Os processos educativos no âmbito do sistema de ensino brasileiro – tanto no âmbito da educação básica quanto nos marcos do ensino superior – são geridos conforme um direcionamento conservador e tecnocrático, o qual visa assepsiar qualquer tendência que busque o desenvolvimento do conhecimento crítico e autônomo, voltado à apreensão das particularidades que configuram nossa sociedade.

Essas tendências são reconfiguradas diante das transformações societárias desencadeadas a partir dos anos de 1980 no cenário internacional, período marcado pela expansão do mercado financeiro, por mudanças no mundo do trabalho e desregulamentação dos direitos sociais.

Contraditoriamente, nos anos de 1980, o Brasil vivenciava um acalorado contexto político diante do processo de crise do regime ditatorial – predominante no país por vinte anos (1964 a 1984) – e abertura política com o processo de redemocratização. Nesse período, o país presenciou o fortalecimento e a intensificação das mobilizações sociais que ocorreram frente ao regime autocrático, denunciando suas barbáries, as precárias condições de vida vivenciadas pela sociedade brasileira e reivindicando o reconhecimento e as conquistas de direitos historicamente infringidos pelo Estado.

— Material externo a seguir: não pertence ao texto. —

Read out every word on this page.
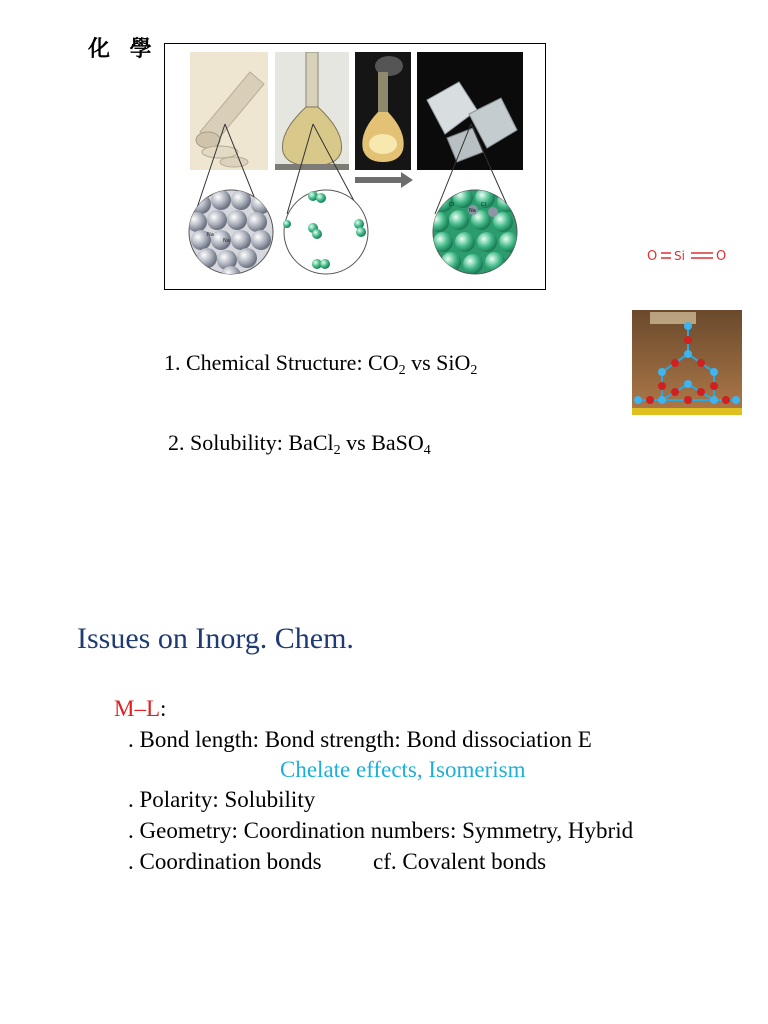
化 學
Na
Na
Cl
Na
Cl
O Si O
1. Chemical Structure: $CO_2$ vs SiO$_2$
2. Solubility: BaCl$_2$ vs BaSO$_4$
Issues on Inorg. Chem.
M–L:
. Bond length: Bond strength: Bond dissociation E
Chelate effects, Isomerism
. Polarity: Solubility
. Geometry: Coordination numbers: Symmetry, Hybrid
. Coordination bonds cf. Covalent bonds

É importante destacar, nesse período, a aprovação da nova Constituição Federal em 1988, sendo esta um marco histórico no país no tocante ao reconhecimento de direitos sociais, a exemplo da instituição da seguridade social e das políticas educacionais que passam a ser legitimadas como políticas públicas estatais a serem efetivadas e garantidas mediante responsabilização do Estado.

Contudo, diante de uma conjuntura mundial de crise na esfera econômica e predomínio hegemônico, no campo político-econômico, do ideário neoliberal – o qual tem por principal mote orientador a adoção de políticas de reajustes fiscais e econômicos pelo Estado –, os direitos conquistados e reconhecidos na Carta Magna de 1988 não puderam ser plenamente efetivados como políticas públicas.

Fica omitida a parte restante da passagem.